More than two years ago the Office has launched a campaign in Belarus aimed at reforming the existing forms of social support. The idea is to understand and analyze if people with disabilities are able to live independently in local communities and to find out what is needed for positive changes. Campaign’s initiators don’t claim to completely decline the existing experience but they say about important changes that should be done. For example, such innovative practices as assisted living and club house should be developed; it is also important to get rid of “common” guardianship in favour of individual assistance and of course not to forget about objectification of a person with disability understanding that he should take part in solving issues concerning his own life.

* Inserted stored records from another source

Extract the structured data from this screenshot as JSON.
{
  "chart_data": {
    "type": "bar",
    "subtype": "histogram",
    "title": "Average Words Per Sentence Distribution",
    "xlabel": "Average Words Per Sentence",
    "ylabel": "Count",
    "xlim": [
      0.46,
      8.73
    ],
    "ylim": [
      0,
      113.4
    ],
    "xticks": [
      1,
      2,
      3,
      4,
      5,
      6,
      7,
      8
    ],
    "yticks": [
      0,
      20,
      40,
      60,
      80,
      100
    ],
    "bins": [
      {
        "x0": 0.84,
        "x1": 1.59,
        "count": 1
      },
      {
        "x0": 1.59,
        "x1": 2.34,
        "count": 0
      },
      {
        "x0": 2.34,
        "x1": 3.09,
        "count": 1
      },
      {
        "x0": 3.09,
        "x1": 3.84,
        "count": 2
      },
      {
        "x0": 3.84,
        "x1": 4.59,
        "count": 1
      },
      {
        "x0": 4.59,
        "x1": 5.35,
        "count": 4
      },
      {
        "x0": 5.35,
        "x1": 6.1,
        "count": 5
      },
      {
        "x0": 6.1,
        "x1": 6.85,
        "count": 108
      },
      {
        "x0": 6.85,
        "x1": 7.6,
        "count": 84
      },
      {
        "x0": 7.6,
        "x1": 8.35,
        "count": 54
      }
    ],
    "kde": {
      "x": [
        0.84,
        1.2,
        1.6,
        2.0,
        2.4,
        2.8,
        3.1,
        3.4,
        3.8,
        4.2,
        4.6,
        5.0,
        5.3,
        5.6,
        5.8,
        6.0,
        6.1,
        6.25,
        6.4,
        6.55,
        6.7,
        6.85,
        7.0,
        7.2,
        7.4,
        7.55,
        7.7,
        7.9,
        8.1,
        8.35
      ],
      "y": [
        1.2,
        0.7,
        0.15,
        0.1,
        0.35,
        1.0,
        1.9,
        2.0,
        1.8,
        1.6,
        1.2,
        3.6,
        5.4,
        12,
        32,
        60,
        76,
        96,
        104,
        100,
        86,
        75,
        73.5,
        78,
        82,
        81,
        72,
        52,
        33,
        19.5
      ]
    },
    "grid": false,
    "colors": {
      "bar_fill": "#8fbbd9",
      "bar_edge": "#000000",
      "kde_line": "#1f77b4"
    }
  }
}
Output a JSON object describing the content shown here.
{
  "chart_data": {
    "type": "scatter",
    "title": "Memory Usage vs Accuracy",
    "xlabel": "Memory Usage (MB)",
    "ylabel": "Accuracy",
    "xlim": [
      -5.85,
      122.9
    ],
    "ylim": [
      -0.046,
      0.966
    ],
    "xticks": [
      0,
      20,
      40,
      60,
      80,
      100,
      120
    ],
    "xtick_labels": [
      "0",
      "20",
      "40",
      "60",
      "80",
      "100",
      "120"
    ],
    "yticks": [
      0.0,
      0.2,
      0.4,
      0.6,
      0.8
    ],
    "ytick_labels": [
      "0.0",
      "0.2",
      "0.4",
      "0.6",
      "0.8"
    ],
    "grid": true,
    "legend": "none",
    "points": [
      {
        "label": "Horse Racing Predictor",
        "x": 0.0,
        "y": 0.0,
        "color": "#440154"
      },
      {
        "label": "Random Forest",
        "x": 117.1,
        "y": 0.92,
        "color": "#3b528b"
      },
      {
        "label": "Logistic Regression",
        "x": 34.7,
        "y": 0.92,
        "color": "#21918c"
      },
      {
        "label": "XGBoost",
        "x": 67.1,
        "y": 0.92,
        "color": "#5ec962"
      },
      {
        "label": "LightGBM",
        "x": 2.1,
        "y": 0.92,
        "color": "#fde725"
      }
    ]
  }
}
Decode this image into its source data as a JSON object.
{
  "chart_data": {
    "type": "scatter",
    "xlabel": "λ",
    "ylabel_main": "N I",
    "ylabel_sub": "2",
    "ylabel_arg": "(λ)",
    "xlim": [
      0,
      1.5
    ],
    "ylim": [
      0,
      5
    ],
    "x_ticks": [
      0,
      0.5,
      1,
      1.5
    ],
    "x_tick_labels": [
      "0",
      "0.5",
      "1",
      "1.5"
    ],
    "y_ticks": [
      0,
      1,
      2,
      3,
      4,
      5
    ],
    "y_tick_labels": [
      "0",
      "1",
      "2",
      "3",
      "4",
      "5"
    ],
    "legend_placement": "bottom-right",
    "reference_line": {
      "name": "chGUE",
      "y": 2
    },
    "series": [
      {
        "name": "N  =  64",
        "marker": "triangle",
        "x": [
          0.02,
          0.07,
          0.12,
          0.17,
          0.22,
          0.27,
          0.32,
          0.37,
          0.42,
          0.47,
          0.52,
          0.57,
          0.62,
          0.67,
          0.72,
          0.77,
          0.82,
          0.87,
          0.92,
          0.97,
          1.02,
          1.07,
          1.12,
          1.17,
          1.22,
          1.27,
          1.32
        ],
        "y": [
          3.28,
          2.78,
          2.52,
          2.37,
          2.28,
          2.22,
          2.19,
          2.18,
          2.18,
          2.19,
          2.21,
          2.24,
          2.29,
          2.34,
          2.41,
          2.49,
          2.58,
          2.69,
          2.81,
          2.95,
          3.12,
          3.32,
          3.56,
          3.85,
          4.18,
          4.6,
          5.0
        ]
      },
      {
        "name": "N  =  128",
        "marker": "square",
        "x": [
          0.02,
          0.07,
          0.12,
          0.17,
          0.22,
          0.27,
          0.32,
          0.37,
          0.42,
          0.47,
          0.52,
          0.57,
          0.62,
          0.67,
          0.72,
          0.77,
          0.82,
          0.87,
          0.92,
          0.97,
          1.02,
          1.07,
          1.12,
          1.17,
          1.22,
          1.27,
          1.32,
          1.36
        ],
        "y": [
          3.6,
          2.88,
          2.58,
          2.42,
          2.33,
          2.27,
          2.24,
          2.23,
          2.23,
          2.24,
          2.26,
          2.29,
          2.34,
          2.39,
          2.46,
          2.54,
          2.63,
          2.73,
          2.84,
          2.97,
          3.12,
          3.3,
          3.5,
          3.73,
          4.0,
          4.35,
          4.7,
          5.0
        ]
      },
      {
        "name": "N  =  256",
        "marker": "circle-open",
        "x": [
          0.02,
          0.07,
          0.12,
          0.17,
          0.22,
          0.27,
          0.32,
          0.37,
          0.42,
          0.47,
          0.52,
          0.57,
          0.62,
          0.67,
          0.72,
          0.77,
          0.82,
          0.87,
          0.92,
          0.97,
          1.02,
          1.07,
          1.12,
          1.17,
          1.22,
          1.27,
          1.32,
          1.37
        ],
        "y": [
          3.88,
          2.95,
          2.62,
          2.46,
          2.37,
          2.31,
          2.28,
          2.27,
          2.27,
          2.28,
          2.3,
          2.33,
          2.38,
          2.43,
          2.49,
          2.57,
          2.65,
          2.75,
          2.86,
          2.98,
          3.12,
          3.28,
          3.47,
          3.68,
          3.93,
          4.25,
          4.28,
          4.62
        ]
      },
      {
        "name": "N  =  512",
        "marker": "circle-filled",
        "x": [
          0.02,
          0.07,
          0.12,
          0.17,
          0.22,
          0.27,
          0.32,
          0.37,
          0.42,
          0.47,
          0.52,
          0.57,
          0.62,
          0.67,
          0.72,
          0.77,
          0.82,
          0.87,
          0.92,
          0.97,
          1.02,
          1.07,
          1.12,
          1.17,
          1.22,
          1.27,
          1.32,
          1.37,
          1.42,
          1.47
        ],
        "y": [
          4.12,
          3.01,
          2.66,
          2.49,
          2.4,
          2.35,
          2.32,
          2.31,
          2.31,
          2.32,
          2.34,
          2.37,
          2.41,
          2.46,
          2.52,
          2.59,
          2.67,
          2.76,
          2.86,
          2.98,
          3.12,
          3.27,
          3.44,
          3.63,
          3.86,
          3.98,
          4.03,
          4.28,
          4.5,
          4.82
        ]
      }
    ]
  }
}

Today the situation is different especially if we talk about people with some intellectual or psychic disabilities. Such people are found incapable and are placed to closed psychoneurological institutions.
Office for the rights of persons with disabilities and Lithuanian organization “Perspectives of psychic health” in the frames of the campaign have launched a joint project “Deinstitutionalization as a possibility to promote human rights of persons with intellectual and/or psychic disabilities in Belarus” which will be realized in the country till 2019.
We are planning that the new project will be aimed at timely reaction to violations of human right of this vulnerable group, - comments the Office’s coordinator Sergey Drozdovsky. - On the whole, we will try to promote deinstitutionalization and to reform old practices in health care system and social support which were inherited after the fall of USSR. USSR’s practices as a rule lead to significant violations of rights and cruel treatment of representatives of vulnerable groups.
The problem will be solved with the help of the campaign’s events. Among them there are - growth of the potential of Belarusian NGOs working on deinstitutionalization and advocacy topics; realization in 6 regions of Belarus of pilot projects and their constant support and monitoring; creation and support of the Coalition for deinstitutionalization; technical and economical explanation of the development of community services in the frames of deinstitutionalization; holding opinion polls on deinstitutionalization; campaigns aimed at raising the awareness; holding meetings and seminars.
We hope that at the end of the campaign’s second stage in 2019 Belarusian NGOs will be able to mobilize for promotion and control of deinstitutionalization process and effective advocacy and that instruments of deinstitutionalization will be prepared. And on the whole, we hope that interested parties and the society will be more active in supporting the idea of deinstitutionalization in Belarus.